The COIL team in PAL has been working with a number of colleagues spanning solution marketing, EIM and our Ecosystem and Channels partner managers to explore an optimal way to explore how to enable co-innovation with partners in response to the rise in demand for Big Data Hadoop deployments in 2012.
Before getting too deep into focusing on how best to enable co-innovation project work as it relates to Big Data and how Hana factors into a hadoop deployment, I would first redirect anyone not yet too familiar with hadoop to check out the scads of resources on the Internet discussing the topic across many dimensions. You can begin here. If you want to know more about Big Data in general, then you can maybe start with Wikipedia before spending the next 6 months then googling the term and tryng to discern what everyone means when they refer to Big Data; Caution: it's similar to trying to grock "Cloud". What you should first come to understand perhaps is that it is generally accepted that big data is thought of across 3 dimensions- amount of data, input and output speed of data and variety of data.
From a COIL perspective, our goal is to not simply support a single, definitive project, but create a platform capable of eanbling and sustaining a number of big data projects that will best support SAP Big Data strategy. This will mean to accomodate an exploration of the applicable technologies neccessary for crafting a solution architecture featuring SAP and SAP Sybase products and to hit upon an optimal solution architecture that can enhance and simply a hadoop deployment. There is a need to work with partners to both. A platform approach therefore considers the differentiation possible for a given solution that considers reporting needs (e.g. visualization), Analytics Modeling and then the platform itself be it distributed are metal and/or virtual computing and local storage resources and bandwidth.
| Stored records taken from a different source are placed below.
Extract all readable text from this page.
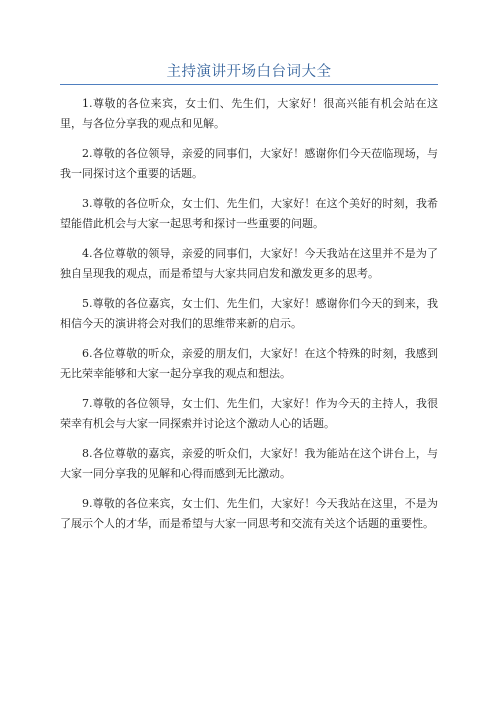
主持演讲开场白台词大全

1.尊敬的各位来宾，女士们、先生们，大家好！很高兴能有机会站在这里，与各位分享我的观点和见解。

2.尊敬的各位领导，亲爱的同事们，大家好！感谢你们今天莅临现场，与我一同探讨这个重要的话题。

3.尊敬的各位听众，女士们、先生们，大家好！在这个美好的时刻，我希望能借此机会与大家一起思考和探讨一些重要的问题。

4.各位尊敬的领导，亲爱的同事们，大家好！今天我站在这里并不是为了独自呈现我的观点，而是希望与大家共同启发和激发更多的思考。

5.尊敬的各位嘉宾，女士们、先生们，大家好！感谢你们今天的到来，我相信今天的演讲将会对我们的思维带来新的启示。

6.各位尊敬的听众，亲爱的朋友们，大家好！在这个特殊的时刻，我感到无比荣幸能够和大家一起分享我的观点和想法。

7.尊敬的各位领导，女士们、先生们，大家好！作为今天的主持人，我很荣幸有机会与大家一同探索并讨论这个激动人心的话题。

8.各位尊敬的嘉宾，亲爱的听众们，大家好！我为能站在这个讲台上，与大家一同分享我的见解和心得而感到无比激动。

9.尊敬的各位来宾，女士们、先生们，大家好！今天我站在这里，不是为了展示个人的才华，而是希望与大家一同思考和交流有关这个话题的重要性。
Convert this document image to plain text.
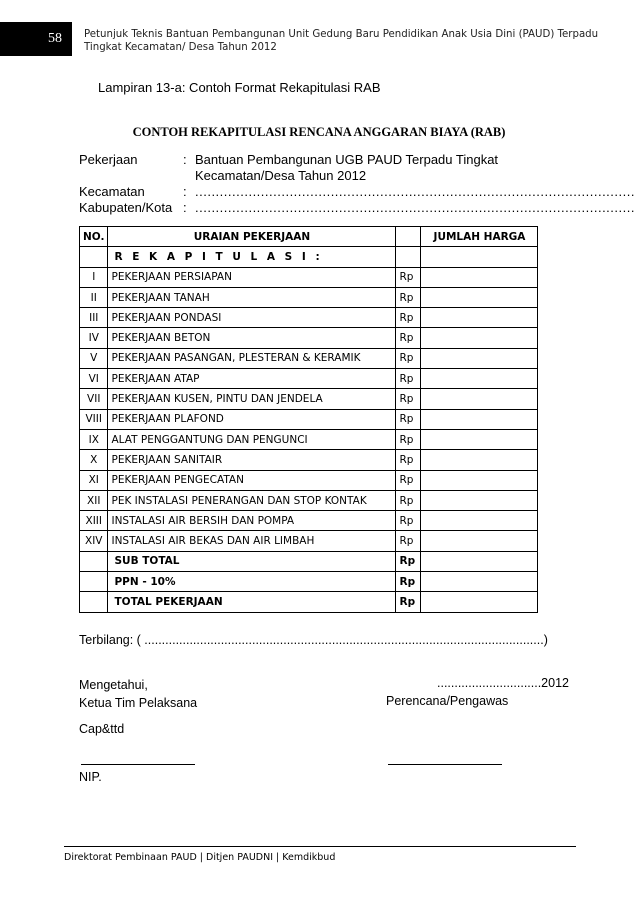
58 Petunjuk Teknis Bantuan Pembangunan Unit Gedung Baru Pendidikan Anak Usia Dini (PAUD) Terpadu
Tingkat Kecamatan/ Desa Tahun 2012
Lampiran 13-a: Contoh Format Rekapitulasi RAB
CONTOH REKAPITULASI RENCANA ANGGARAN BIAYA (RAB)
Pekerjaan	: Bantuan Pembangunan UGB PAUD Terpadu Tingkat
Kecamatan/Desa Tahun 2012
Kecamatan	: ...........................................................................................................
Kabupaten/Kota : ...........................................................................................................
NO.	URAIAN PEKERJAAN		JUMLAH HARGA
	R E K A P I T U L A S I :		
I	PEKERJAAN PERSIAPAN	Rp	
II	PEKERJAAN TANAH	Rp	
III	PEKERJAAN PONDASI	Rp	
IV	PEKERJAAN BETON	Rp	
V	PEKERJAAN PASANGAN, PLESTERAN & KERAMIK	Rp	
VI	PEKERJAAN ATAP	Rp	
VII	PEKERJAAN KUSEN, PINTU DAN JENDELA	Rp	
VIII	PEKERJAAN PLAFOND	Rp	
IX	ALAT PENGGANTUNG DAN PENGUNCI	Rp	
X	PEKERJAAN SANITAIR	Rp	
XI	PEKERJAAN PENGECATAN	Rp	
XII	PEK INSTALASI PENERANGAN DAN STOP KONTAK	Rp	
XIII	INSTALASI AIR BERSIH DAN POMPA	Rp	
XIV	INSTALASI AIR BEKAS DAN AIR LIMBAH	Rp	
	SUB TOTAL	Rp	
	PPN - 10%	Rp	
	TOTAL PEKERJAAN	Rp	
Terbilang: ( ...................................................................................................................)
Mengetahui,
Ketua Tim Pelaksana
..............................2012
Perencana/Pengawas
Cap&ttd
NIP.
Direktorat Pembinaan PAUD | Ditjen PAUDNI | Kemdikbud
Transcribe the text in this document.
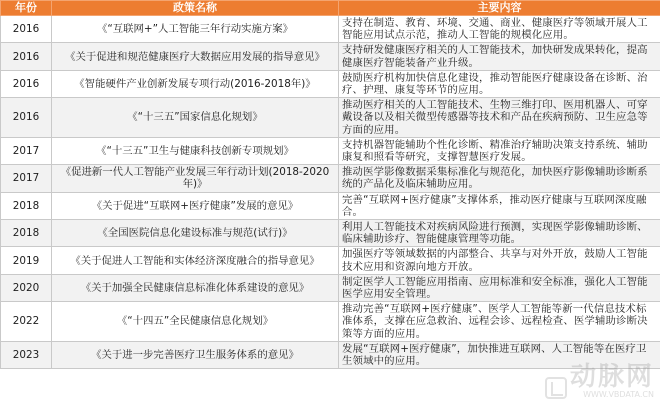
年份	政策名称	主要内容
2016	《“互联网+”人工智能三年行动实施方案》	支持在制造、教育、环境、交通、商业、健康医疗等领域开展人工智能应用试点示范，推动人工智能的规模化应用。
2016	《关于促进和规范健康医疗大数据应用发展的指导意见》	支持研发健康医疗相关的人工智能技术，加快研发成果转化，提高健康医疗智能装备产业升级。
2016	《智能硬件产业创新发展专项行动(2016-2018年)》	鼓励医疗机构加快信息化建设，推动智能医疗健康设备在诊断、治疗、护理、康复等环节的应用。
2016	《“十三五”国家信息化规划》	推动医疗相关的人工智能技术、生物三维打印、医用机器人、可穿戴设备以及相关微型传感器等技术和产品在疾病预防、卫生应急等方面的应用。
2017	《“十三五”卫生与健康科技创新专项规划》	支持机器智能辅助个性化诊断、精准治疗辅助决策支持系统、辅助康复和照看等研究，支撑智慧医疗发展。
2017	《促进新一代人工智能产业发展三年行动计划(2018-2020年)》	推动医学影像数据采集标准化与规范化，加快医疗影像辅助诊断系统的产品化及临床辅助应用。
2018	《关于促进“互联网+医疗健康”发展的意见》	完善“互联网+医疗健康”支撑体系，推动医疗健康与互联网深度融合。
2018	《全国医院信息化建设标准与规范(试行)》	利用人工智能技术对疾病风险进行预测，实现医学影像辅助诊断、临床辅助诊疗、智能健康管理等功能。
2019	《关于促进人工智能和实体经济深度融合的指导意见》	加强医疗等领域数据的内部整合、共享与对外开放，鼓励人工智能技术应用和资源向地方开放。
2020	《关于加强全民健康信息标准化体系建设的意见》	制定医学人工智能应用指南、应用标准和安全标准，强化人工智能医学应用安全管理。
2022	《“十四五”全民健康信息化规划》	推动完善“互联网+医疗健康”、医学人工智能等新一代信息技术标准体系，支撑在应急救治、远程会诊、远程检查、医学辅助诊断决策等方面的应用。
2023	《关于进一步完善医疗卫生服务体系的意见》	发展“互联网+医疗健康”，加快推进互联网、人工智能等在医疗卫生领域中的应用。
动脉网
WWW.VBDATA.CN
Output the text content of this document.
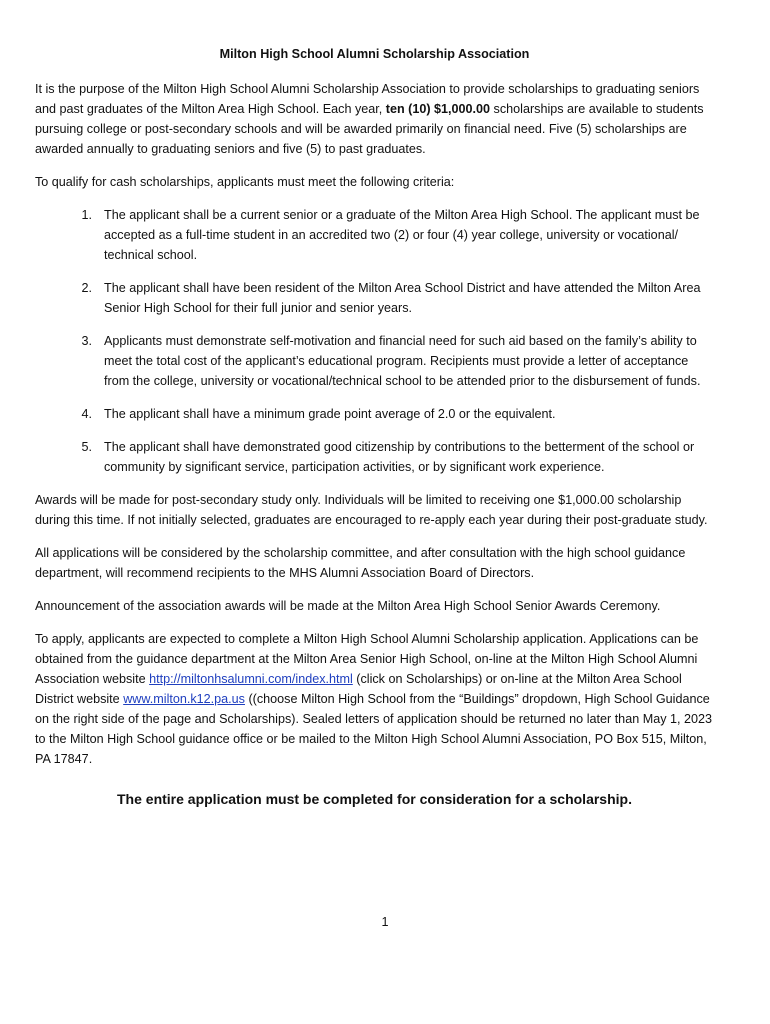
Milton High School Alumni Scholarship Association

It is the purpose of the Milton High School Alumni Scholarship Association to provide scholarships to graduating seniors and past graduates of the Milton Area High School. Each year, ten (10) $1,000.00 scholarships are available to students pursuing college or post-secondary schools and will be awarded primarily on financial need. Five (5) scholarships are awarded annually to graduating seniors and five (5) to past graduates.

To qualify for cash scholarships, applicants must meet the following criteria:

1. The applicant shall be a current senior or a graduate of the Milton Area High School. The applicant must be accepted as a full-time student in an accredited two (2) or four (4) year college, university or vocational/ technical school.
2. The applicant shall have been resident of the Milton Area School District and have attended the Milton Area Senior High School for their full junior and senior years.
3. Applicants must demonstrate self-motivation and financial need for such aid based on the family’s ability to meet the total cost of the applicant’s educational program. Recipients must provide a letter of acceptance from the college, university or vocational/technical school to be attended prior to the disbursement of funds.
4. The applicant shall have a minimum grade point average of 2.0 or the equivalent.
5. The applicant shall have demonstrated good citizenship by contributions to the betterment of the school or community by significant service, participation activities, or by significant work experience.

Awards will be made for post-secondary study only. Individuals will be limited to receiving one $1,000.00 scholarship during this time. If not initially selected, graduates are encouraged to re-apply each year during their post-graduate study.

All applications will be considered by the scholarship committee, and after consultation with the high school guidance department, will recommend recipients to the MHS Alumni Association Board of Directors.

Announcement of the association awards will be made at the Milton Area High School Senior Awards Ceremony.

To apply, applicants are expected to complete a Milton High School Alumni Scholarship application. Applications can be obtained from the guidance department at the Milton Area Senior High School, on-line at the Milton High School Alumni Association website http://miltonhsalumni.com/index.html (click on Scholarships) or on-line at the Milton Area School District website www.milton.k12.pa.us ((choose Milton High School from the “Buildings” dropdown, High School Guidance on the right side of the page and Scholarships). Sealed letters of application should be returned no later than May 1, 2023 to the Milton High School guidance office or be mailed to the Milton High School Alumni Association, PO Box 515, Milton, PA 17847.

The entire application must be completed for consideration for a scholarship.
1
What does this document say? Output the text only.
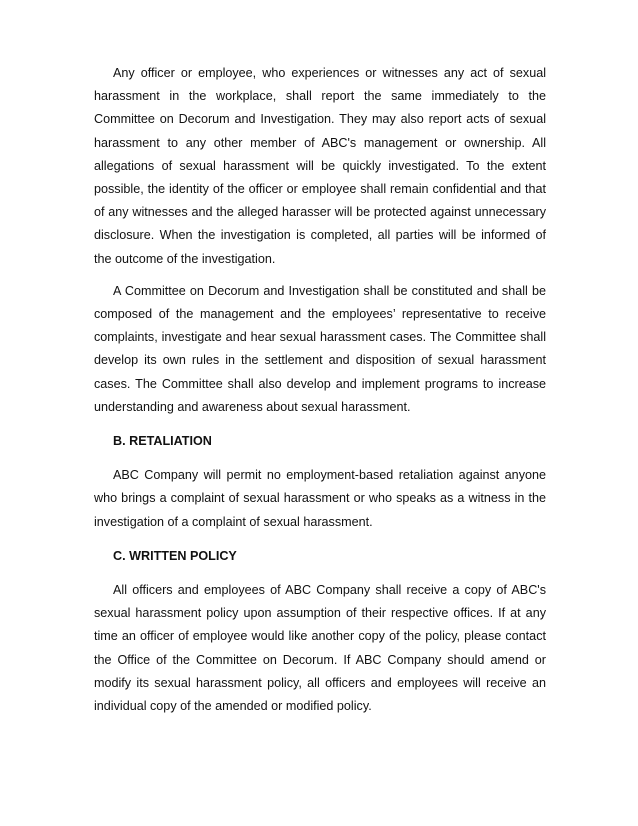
Any officer or employee, who experiences or witnesses any act of sexual harassment in the workplace, shall report the same immediately to the Committee on Decorum and Investigation. They may also report acts of sexual harassment to any other member of ABC's management or ownership. All allegations of sexual harassment will be quickly investigated. To the extent possible, the identity of the officer or employee shall remain confidential and that of any witnesses and the alleged harasser will be protected against unnecessary disclosure. When the investigation is completed, all parties will be informed of the outcome of the investigation.

A Committee on Decorum and Investigation shall be constituted and shall be composed of the management and the employees’ representative to receive complaints, investigate and hear sexual harassment cases. The Committee shall develop its own rules in the settlement and disposition of sexual harassment cases. The Committee shall also develop and implement programs to increase understanding and awareness about sexual harassment.

B. RETALIATION

ABC Company will permit no employment-based retaliation against anyone who brings a complaint of sexual harassment or who speaks as a witness in the investigation of a complaint of sexual harassment.

C. WRITTEN POLICY

All officers and employees of ABC Company shall receive a copy of ABC's sexual harassment policy upon assumption of their respective offices. If at any time an officer of employee would like another copy of the policy, please contact the Office of the Committee on Decorum. If ABC Company should amend or modify its sexual harassment policy, all officers and employees will receive an individual copy of the amended or modified policy.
The virtual project team here in COIL is already actively developing projects and looking to engage with a variety of Hadoop software distribution firms as well as our different alliance technology partners. We are already developing use cases featuring the hadoop architecture and HDFS. The first proposed project (and demo) has two components; one to simply use BI4 to visualize data within HDFS- no requirement to move the data. The 2nd use case would be to select some segment of the data set and bring it into HANA for deeper/faster analysis that can then be visualized. An effort would be made leverage large repostiories of both coprorate and external data to then demonstrate an ability to uncover trends, present meaningful statistics and to obatin information that can be acted upon by management. One example would be to pull vast amounts of customer sentiment data from a public dB (like Amazon) and examine it alongside of product details found in ECC that map to uncovered product sentiments.
It is desirable to understand how we can begin to identify the most interesting use cases to explore that can lead to increasing customer confidence and value in big data technologies. There is no question that we are exploring how Hana and hadoop can and should work together as it is becoming more and more commonplace to hear big data discussions typically include how to use hadoop despite the fact that their are many other non-hadoop approaches to high perfomance cluster computing. We itend to explore both realms. It is all still relatively new. Roughly 1 percent of all enterprises have even attempted to deploy hadoop into production environments but the trend to play around and explore what is possible is accelerating. There are still many production hurdles to clear ranging from security concerns to change management, performance and TCO issues. The challenge is to identify the leading types of problems bsuinesses are trying to solve for and what use cases can drive useful POC projects. One thing is for certain, that even with an increased use of big data technologies, companies are finding an increased need to attract and to develop better business intelligence expertise to help in developing and using much needed analytic modeling.
If you are a big data subject matter expert or just an afficionado, what sort of big data projects would you envision SAP doing with partners? What are your ideas for the sorts of use cases that could prove interesting? Who should we work with and why? How would you choose whcih partners and which scenarios to examine first? The project work is just spinning up now in earnest but the efforts will span all of 2012 and well into 2013. If you have ideas or an interest in all of this, please comment.